Functional Overlapping Competing Jurisdiction

Functional Overlapping Competing Jurisdiction

Functional Overlapping Competing Jurisdictions, FOCJ, (deutsch: Funktional überlappende konkurrierende Hoheit, Einzahl FOCUS) sind funktionale wirtschaftliche und/oder politische Körperschaften, die sich durch eine nichtstaatliche Zwangsgewalt und eine gewisse Steuerhoheit kennzeichnen. Sie wurden 1997 von Bruno S. Frey (Universität Zürich) und Reiner Eichenberger (Universität Freiburg) entwickelt und werden von ihnen auch als neues Föderalismus-Modell propagiert. Die FOCJ gleichen einer moderaten Form der Panarchie und haben auch Gemeinsamkeiten mit dem Anarchokapitalismus.

Inhaltsverzeichnis

Vorläufer

Vor der Entstehung der Nationalstaaten war das Recht nicht nur an den Boden gebunden, sondern auch an die Person.[1] Ein Untertan des Kurfürsten von Trier konnte nur vor einem kurtrierischen Gericht oder in Ausnahmefällen vor einem Gericht des Heiligen Römischen Reiches belangt werden. Verübte er ausserhalb des Hoheitsgebietes des Kurfürsten eine Straftat, musste er an ein kurtrierisches Gericht zu überstellt werden. In den vorreformatorischen Kirchen übte jeder Vorsteher (Papst, Diözesanbischof, Patriarch) einer Teilkirche (Diözese, Patriarchat) die unmittelbare Jurisdiktion über seine (Teil-)Kirche aus.

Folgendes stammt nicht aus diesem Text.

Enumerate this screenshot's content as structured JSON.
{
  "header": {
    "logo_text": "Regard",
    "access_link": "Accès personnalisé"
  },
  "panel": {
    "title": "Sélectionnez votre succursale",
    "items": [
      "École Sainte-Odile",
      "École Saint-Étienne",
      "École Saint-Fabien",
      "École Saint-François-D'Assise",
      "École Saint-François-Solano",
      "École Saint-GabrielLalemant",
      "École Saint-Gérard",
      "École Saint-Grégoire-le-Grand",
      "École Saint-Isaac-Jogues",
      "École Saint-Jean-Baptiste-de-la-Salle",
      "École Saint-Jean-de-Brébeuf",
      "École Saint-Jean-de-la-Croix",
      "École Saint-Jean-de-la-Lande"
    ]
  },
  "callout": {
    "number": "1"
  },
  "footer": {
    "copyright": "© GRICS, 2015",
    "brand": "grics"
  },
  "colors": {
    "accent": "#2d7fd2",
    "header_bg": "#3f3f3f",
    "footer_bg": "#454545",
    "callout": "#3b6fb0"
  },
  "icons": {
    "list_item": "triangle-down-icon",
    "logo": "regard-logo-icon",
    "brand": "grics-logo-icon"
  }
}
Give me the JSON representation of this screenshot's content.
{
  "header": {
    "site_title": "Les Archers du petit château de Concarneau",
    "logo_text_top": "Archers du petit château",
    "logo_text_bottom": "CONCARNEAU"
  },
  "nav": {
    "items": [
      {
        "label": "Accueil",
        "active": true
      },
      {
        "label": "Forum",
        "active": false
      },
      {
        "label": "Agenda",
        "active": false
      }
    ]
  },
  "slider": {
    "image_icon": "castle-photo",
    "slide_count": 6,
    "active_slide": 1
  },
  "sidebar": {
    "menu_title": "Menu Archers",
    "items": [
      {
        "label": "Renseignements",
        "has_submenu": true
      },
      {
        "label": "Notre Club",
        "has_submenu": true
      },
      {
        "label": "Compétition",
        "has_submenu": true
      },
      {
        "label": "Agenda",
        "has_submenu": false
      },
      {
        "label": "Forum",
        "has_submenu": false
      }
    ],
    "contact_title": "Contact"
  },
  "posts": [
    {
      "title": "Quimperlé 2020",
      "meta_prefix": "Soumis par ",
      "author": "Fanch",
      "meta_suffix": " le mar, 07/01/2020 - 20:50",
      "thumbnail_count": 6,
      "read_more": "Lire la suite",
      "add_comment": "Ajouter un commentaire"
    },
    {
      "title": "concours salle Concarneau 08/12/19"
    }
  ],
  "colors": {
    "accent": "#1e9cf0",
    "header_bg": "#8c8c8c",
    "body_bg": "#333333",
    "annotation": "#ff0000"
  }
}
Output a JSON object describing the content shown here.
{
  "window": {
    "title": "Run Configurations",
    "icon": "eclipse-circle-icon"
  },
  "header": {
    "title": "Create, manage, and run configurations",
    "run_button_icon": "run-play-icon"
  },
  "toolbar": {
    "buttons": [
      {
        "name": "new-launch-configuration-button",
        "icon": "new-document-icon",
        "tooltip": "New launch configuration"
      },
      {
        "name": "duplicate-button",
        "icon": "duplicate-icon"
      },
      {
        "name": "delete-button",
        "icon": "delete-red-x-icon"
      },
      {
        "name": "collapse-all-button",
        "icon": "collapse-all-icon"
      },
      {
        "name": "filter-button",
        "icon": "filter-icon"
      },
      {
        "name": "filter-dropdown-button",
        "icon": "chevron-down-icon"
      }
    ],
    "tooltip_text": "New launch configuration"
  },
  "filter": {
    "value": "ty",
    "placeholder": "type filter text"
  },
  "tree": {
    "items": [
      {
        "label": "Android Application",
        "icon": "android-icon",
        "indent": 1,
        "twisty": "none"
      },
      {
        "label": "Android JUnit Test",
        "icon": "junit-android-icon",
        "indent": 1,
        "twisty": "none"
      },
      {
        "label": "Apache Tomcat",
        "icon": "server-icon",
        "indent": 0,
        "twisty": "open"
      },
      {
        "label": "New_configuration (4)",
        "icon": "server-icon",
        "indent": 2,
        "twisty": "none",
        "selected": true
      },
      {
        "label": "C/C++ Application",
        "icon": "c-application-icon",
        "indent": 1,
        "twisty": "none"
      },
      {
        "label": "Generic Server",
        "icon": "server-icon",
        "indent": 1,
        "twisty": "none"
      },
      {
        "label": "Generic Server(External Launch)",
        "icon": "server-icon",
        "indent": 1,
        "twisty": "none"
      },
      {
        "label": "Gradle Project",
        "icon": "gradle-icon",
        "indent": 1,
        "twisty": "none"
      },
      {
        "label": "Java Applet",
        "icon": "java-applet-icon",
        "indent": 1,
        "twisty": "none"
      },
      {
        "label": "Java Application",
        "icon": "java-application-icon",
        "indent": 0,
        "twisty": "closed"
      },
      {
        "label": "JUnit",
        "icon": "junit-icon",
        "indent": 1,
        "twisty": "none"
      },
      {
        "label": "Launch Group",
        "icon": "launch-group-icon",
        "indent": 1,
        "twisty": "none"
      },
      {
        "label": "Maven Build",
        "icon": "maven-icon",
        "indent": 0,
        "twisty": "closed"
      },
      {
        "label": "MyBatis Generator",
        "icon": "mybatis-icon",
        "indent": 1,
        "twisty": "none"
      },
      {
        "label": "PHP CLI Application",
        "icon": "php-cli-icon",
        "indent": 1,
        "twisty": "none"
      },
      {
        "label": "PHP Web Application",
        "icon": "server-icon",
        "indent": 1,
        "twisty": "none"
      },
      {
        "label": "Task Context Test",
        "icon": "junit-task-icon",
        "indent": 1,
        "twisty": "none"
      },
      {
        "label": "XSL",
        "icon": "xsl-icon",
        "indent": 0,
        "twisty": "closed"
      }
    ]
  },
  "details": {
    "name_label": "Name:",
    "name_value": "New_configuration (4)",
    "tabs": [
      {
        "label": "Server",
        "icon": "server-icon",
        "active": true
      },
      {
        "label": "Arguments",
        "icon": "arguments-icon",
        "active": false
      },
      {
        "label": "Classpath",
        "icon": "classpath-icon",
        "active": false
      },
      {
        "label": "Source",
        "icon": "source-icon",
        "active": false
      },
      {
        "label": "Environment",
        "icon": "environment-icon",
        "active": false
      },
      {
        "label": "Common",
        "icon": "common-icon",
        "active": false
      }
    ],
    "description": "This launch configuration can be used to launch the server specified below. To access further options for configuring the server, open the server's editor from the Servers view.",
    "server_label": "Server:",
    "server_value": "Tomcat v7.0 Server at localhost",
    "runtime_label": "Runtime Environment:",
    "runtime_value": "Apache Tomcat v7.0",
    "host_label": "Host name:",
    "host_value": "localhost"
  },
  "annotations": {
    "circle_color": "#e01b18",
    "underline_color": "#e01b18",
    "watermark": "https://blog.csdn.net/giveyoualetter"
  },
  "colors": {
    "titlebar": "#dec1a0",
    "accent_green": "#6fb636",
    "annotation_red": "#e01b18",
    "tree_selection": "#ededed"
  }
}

Die in den Vereinigten Staaten verbreiteten Special-purpose districts weisen ähnliche Merkmale, wie die FOCJ auf und können ebenfalls Steuern erheben,[2][3]

Konzept

Das Konzept geht von der Annahme aus, dass die Nationalstaaten in der globalen Gesellschaft überholt seien:

Der Nationalstaat als einzige Identität des Bürgers ist in der globalen Gesellschaft überholt (...) Individuen können deshalb auch Bürger von Organisationen ausserhalb der Nation sein. Folgende Möglichkeiten lassen sich denken: Individuen sind Bürger sub-nationaler Körperschaften wie Regionen, Provinzen oder Gemeinden, oder aber supra-nationaler Körperschaften wie der Europäischen Union, der NATO, der Weltbank oder der UNO.

Bruno S.Frey.[4]

Als weitere Möglichkeiten werden Bürger halb-staatlicher, nicht-staatlicher, privater Organisationen oder gewinnorientierter Firmen aufgezählt.

Eigenverantwortliche Gebietskörperschaften oder nicht territoriale Organisationen stehen in einem direkten politischen und fiskalen Wettbewerb. Diese Einheiten können ihre Funktion selbst festlegen und dafür Abgaben erheben. Da jede Funktion eine andere Ausweitung erfordert, können sich die Gebietskörperschaften auch überlappen und konkurrieren so um Gemeinden und Bürger.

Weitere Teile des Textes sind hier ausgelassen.